Granted they are not as small as a Mac Mini but it's a desktop not a portable.
Again, argue that you prefer the Mac operating system or how it looks but trying to claim a Mac Mini offers better performance for the same money as a Dell is just wrong.
This was what drove me off the Mac platform, after a decade. I like OS X, I really do, but the price/performance tradeoff is immense, and the residuals in Mac kit aren't what they were.
I had a choice: spend £2K+ getting an iMac with a meh processor and a meh graphics card (because the top-end options are very meh; the iMac is made of laptop components), or spend £800 at PC Specialist getting a box with room for more RAM, two graphics cards, and 7 internal drive bays. No, it doesn't look as nice and I had to buy a separate screen. But I can live with that.
I also found the two iMacs I had (a white one, and then an aluminium one) to be very unreliable. Both lost their GPUs to thermal failure, both had to have optical drives replaced. The Aluminium one also had its display replaced. AppleCare is an absolute
must on these, because unless you're an extremely competent and confident hardware tech, they are simply not user-serviceable. Also, a new display panel for a 27" iMac is £600. Oof.

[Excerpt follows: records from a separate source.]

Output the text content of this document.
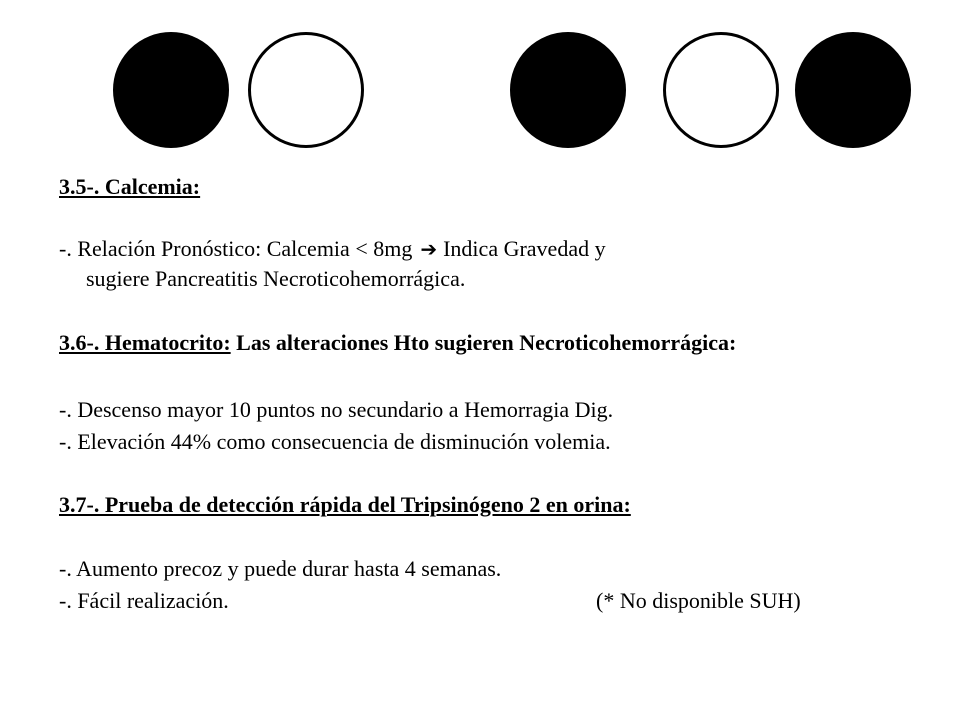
3.5-. Calcemia:
-. Relación Pronóstico: Calcemia < 8mg ➔ Indica Gravedad y
sugiere Pancreatitis Necroticohemorrágica.
3.6-. Hematocrito: Las alteraciones Hto sugieren Necroticohemorrágica:
-. Descenso mayor 10 puntos no secundario a Hemorragia Dig.
-. Elevación 44% como consecuencia de disminución volemia.
3.7-. Prueba de detección rápida del Tripsinógeno 2 en orina:
-. Aumento precoz y puede durar hasta 4 semanas.
-. Fácil realización.	(* No disponible SUH)
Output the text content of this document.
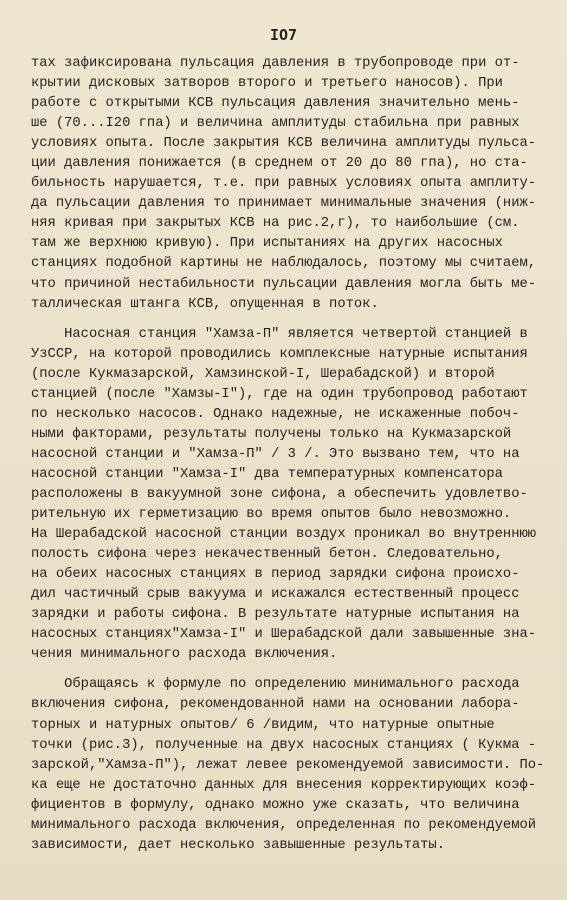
IO7
тах зафиксирована пульсация давления в трубопроводе при от-
крытии дисковых затворов второго и третьего наносов). При
работе с открытыми КСВ пульсация давления значительно мень-
ше (70...I20 гпа) и величина амплитуды стабильна при равных
условиях опыта. После закрытия КСВ величина амплитуды пульса-
ции давления понижается (в среднем от 20 до 80 гпа), но ста-
бильность нарушается, т.е. при равных условиях опыта амплиту-
да пульсации давления то принимает минимальные значения (ниж-
няя кривая при закрытых КСВ на рис.2,г), то наибольшие (см.
там же верхнюю кривую). При испытаниях на других насосных
станциях подобной картины не наблюдалось, поэтому мы считаем,
что причиной нестабильности пульсации давления могла быть ме-
таллическая штанга КСВ, опущенная в поток.
Насосная станция "Хамза-П" является четвертой станцией в
УзССР, на которой проводились комплексные натурные испытания
(после Кукмазарской, Хамзинской-I, Шерабадской) и второй
станцией (после "Хамзы-I"), где на один трубопровод работают
по несколько насосов. Однако надежные, не искаженные побоч-
ными факторами, результаты получены только на Кукмазарской
насосной станции и "Хамза-П" / 3 /. Это вызвано тем, что на
насосной станции "Хамза-I" два температурных компенсатора
расположены в вакуумной зоне сифона, а обеспечить удовлетво-
рительную их герметизацию во время опытов было невозможно.
На Шерабадской насосной станции воздух проникал во внутреннюю
полость сифона через некачественный бетон. Следовательно,
на обеих насосных станциях в период зарядки сифона происхо-
дил частичный срыв вакуума и искажался естественный процесс
зарядки и работы сифона. В результате натурные испытания на
насосных станциях"Хамза-I" и Шерабадской дали завышенные зна-
чения минимального расхода включения.
Обращаясь к формуле по определению минимального расхода
включения сифона, рекомендованной нами на основании лабора-
торных и натурных опытов/ 6 /видим, что натурные опытные
точки (рис.3), полученные на двух насосных станциях ( Кукма -
зарской,"Хамза-П"), лежат левее рекомендуемой зависимости. По-
ка еще не достаточно данных для внесения корректирующих коэф-
фициентов в формулу, однако можно уже сказать, что величина
минимального расхода включения, определенная по рекомендуемой
зависимости, дает несколько завышенные результаты.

Not to mention that all of these repairs required a trip to the nearest authorised Apple service centre, which in my case was Jennings (York/Scarborough, very professional, if you are in the NE and need a Mac, these chaps are first-rate). In my PC, I would simply get the part bought on overnight delivery and have it fitted within ten minutes of getting the parcel.
I would have liked a Mac in the old Mac Pro tower format, but without the ruinously expensive Xeon processors, which offer little benefit to desktop users.
OP: I echo the advice given here - base your choice of hardware platform on your software preference. If you like OS X, then buy a Mac, but if you're content with Windows, you will get more value for money with a PC, which will be uglier.